Williams Company operates the Transco natural gas pipeline that transports natural gas from south Texas to New York City. Williams is proposing the installation of a compressor station for connection to the Transco pipeline on a portion of the Trap Rock Quarry property located near the intersection of Route 27 and Promenade Boulevard in South Brunswick/Franklin Township to supply the Brooklyn and Rockaway areas of New York at the request of their customer, National Grid, according to a resolution passed by the South Brunswick Council in opposition to the plan in July 2016.

The proximity of the property to 377 single-family homes and townhomes in the Princeton Walk development, 100 individual homes in the Preserves and 198 townhomes at the Woods at Princeton Walk is the resounding concern of neighbors because of safety and noise issues.

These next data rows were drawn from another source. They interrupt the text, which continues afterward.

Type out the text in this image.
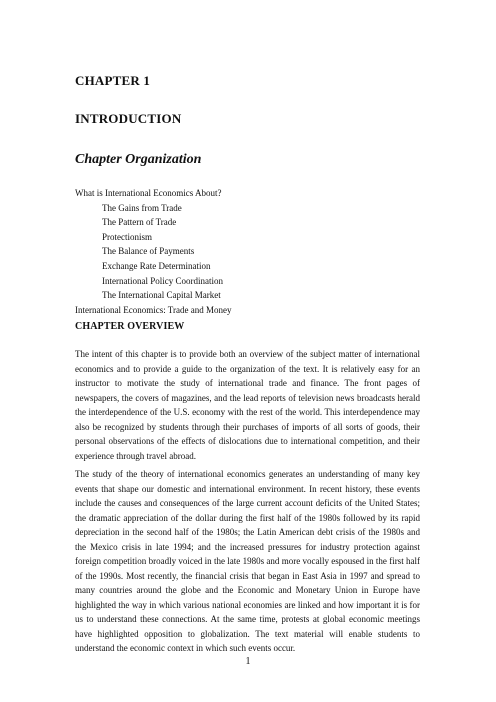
CHAPTER 1
INTRODUCTION
Chapter Organization
What is International Economics About?
The Gains from Trade
The Pattern of Trade
Protectionism
The Balance of Payments
Exchange Rate Determination
International Policy Coordination
The International Capital Market
International Economics: Trade and Money
CHAPTER OVERVIEW

The intent of this chapter is to provide both an overview of the subject matter of international economics and to provide a guide to the organization of the text. It is relatively easy for an instructor to motivate the study of international trade and finance. The front pages of newspapers, the covers of magazines, and the lead reports of television news broadcasts herald the interdependence of the U.S. economy with the rest of the world. This interdependence may also be recognized by students through their purchases of imports of all sorts of goods, their personal observations of the effects of dislocations due to international competition, and their experience through travel abroad.

The study of the theory of international economics generates an understanding of many key events that shape our domestic and international environment. In recent history, these events include the causes and consequences of the large current account deficits of the United States; the dramatic appreciation of the dollar during the first half of the 1980s followed by its rapid depreciation in the second half of the 1980s; the Latin American debt crisis of the 1980s and the Mexico crisis in late 1994; and the increased pressures for industry protection against foreign competition broadly voiced in the late 1980s and more vocally espoused in the first half of the 1990s. Most recently, the financial crisis that began in East Asia in 1997 and spread to many countries around the globe and the Economic and Monetary Union in Europe have highlighted the way in which various national economies are linked and how important it is for us to understand these connections. At the same time, protests at global economic meetings have highlighted opposition to globalization. The text material will enable students to understand the economic context in which such events occur.

1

Subject to approval by FERC, the NESE project will consist of approximately 10 miles of 42-inch pipeline looping facilities in Pennsylvania; three miles of onshore 26-inch looping facilities in New Jersey; 23 miles of offshore 26-inch looping facilities; the addition of 21,902 horsepower at an existing compressor station in Pennsylvania; a new 32,000 horsepower compressor station in Franklin; and related appurtenant facilities, according to Williams.

The certificate application reflects an expected capital cost of $926.5 million and a target in-service date of Dec. 1, 2019. Consistent with Williams’ practice for financial planning, the capital cost and in-service target are further risked to $1.01 billion and May 2020, according to the company.